A Unified Framework for Analyzing Meta-algorithms in Online Convex Optimization
Mohammad Pedramfar, Vaneet Aggarwal
TL;DR
This work tackles online convex optimization across diverse feedback types and adversaries by proposing a unified meta-algorithm framework that converts algorithms between settings (e.g., full-information, semi-bandit, bandit) and between first-order and zeroth-order feedback. The authors establish core connections, such as that semi-bandit online linear optimization for fully adaptive adversaries extends to online convex optimization, and show how to turn full-information solutions into semi-bandit or bandit ones with preserved regret.
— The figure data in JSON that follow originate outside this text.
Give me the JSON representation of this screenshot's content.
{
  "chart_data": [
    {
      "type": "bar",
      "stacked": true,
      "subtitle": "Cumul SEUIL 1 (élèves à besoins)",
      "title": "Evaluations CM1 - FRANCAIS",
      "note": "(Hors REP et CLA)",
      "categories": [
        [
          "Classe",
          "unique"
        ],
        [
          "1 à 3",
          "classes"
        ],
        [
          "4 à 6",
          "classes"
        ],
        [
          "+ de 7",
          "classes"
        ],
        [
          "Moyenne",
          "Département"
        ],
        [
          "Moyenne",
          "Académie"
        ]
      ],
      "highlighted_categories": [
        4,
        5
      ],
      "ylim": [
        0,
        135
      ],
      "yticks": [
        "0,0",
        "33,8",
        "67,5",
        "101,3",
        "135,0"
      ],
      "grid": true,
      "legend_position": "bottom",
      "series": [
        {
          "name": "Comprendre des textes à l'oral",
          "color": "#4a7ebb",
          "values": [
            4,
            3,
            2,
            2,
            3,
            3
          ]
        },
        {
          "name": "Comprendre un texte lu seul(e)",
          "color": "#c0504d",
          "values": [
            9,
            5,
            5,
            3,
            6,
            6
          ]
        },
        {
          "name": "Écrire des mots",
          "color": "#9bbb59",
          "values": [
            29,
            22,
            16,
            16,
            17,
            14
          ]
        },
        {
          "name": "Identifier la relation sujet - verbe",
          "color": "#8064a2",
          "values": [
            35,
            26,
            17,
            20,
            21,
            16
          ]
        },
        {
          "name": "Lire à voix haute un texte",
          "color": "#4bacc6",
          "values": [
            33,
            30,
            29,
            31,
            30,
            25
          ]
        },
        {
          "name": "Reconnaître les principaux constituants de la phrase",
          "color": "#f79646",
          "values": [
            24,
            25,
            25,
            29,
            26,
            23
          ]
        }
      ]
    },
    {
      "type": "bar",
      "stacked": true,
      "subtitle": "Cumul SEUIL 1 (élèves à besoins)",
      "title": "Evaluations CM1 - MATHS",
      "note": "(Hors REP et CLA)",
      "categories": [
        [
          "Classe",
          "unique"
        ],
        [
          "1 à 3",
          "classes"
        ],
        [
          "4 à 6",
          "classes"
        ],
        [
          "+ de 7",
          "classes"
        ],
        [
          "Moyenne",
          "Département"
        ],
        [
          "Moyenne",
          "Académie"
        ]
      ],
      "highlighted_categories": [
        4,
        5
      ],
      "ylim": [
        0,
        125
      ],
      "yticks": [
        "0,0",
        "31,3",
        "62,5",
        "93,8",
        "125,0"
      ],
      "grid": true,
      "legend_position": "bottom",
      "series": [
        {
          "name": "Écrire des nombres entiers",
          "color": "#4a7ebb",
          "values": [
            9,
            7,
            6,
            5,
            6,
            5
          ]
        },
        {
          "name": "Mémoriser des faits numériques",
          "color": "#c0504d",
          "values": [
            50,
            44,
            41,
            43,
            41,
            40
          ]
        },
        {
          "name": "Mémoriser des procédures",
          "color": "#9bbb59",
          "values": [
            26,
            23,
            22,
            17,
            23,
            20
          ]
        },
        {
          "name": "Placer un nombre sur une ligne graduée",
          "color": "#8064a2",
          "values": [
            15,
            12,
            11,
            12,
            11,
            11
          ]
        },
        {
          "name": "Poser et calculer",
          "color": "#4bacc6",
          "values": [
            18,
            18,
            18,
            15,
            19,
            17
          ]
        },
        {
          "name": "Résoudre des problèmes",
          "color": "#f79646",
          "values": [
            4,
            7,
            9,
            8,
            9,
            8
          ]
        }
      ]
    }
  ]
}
They introduce smoothing-based gradient estimators and two-point gradient techniques (e.g., FOTZO and FOTZO-2P) and derive regret bounds that recover many known results with simplified proofs, plus new deterministic zeroth-order guarantees (adaptive regret $O(\sqrt{T})$ and static regret $O(\log T)$ for strongly convex cases). The framework thus unifies prior results, facilitates cross-setting transfers, and provides a pathway to novel meta-algorithms applicable to non-convex problems as well. Overall, the work offers a principled, scalable approach to analyzing and designing meta-algorithms in online optimization with broad theoretical and practical impact.
Abstract
In this paper, we analyze the problem of online convex optimization in different settings, including different feedback types (full-information/semi-bandit/bandit/etc) in either stochastic or non-stochastic setting and different notions of regret (static adversarial regret/dynamic regret/adaptive regret). This is done through a framework which allows us to systematically propose and analyze meta-algorithms for the various settings described above. We show that any algorithm for online linear optimization with deterministic gradient feedback against fully adaptive adversaries is an algorithm for online convex optimization. We also show that any such algorithm that requires full-information feedback may be transformed to an algorithm with semi-bandit feedback with comparable regret bound. We further show that algorithms that are designed for fully adaptive adversaries using deterministic semi-bandit feedback can obtain similar bounds using only stochastic semi-bandit feedback when facing oblivious adversaries. We use this to describe general meta-algorithms to convert first order algorithms to zeroth order algorithms with comparable regret bounds. Our framework allows us to analyze online optimization in various settings, recovers several results in the literature with a simplified proof technique, and provides new results.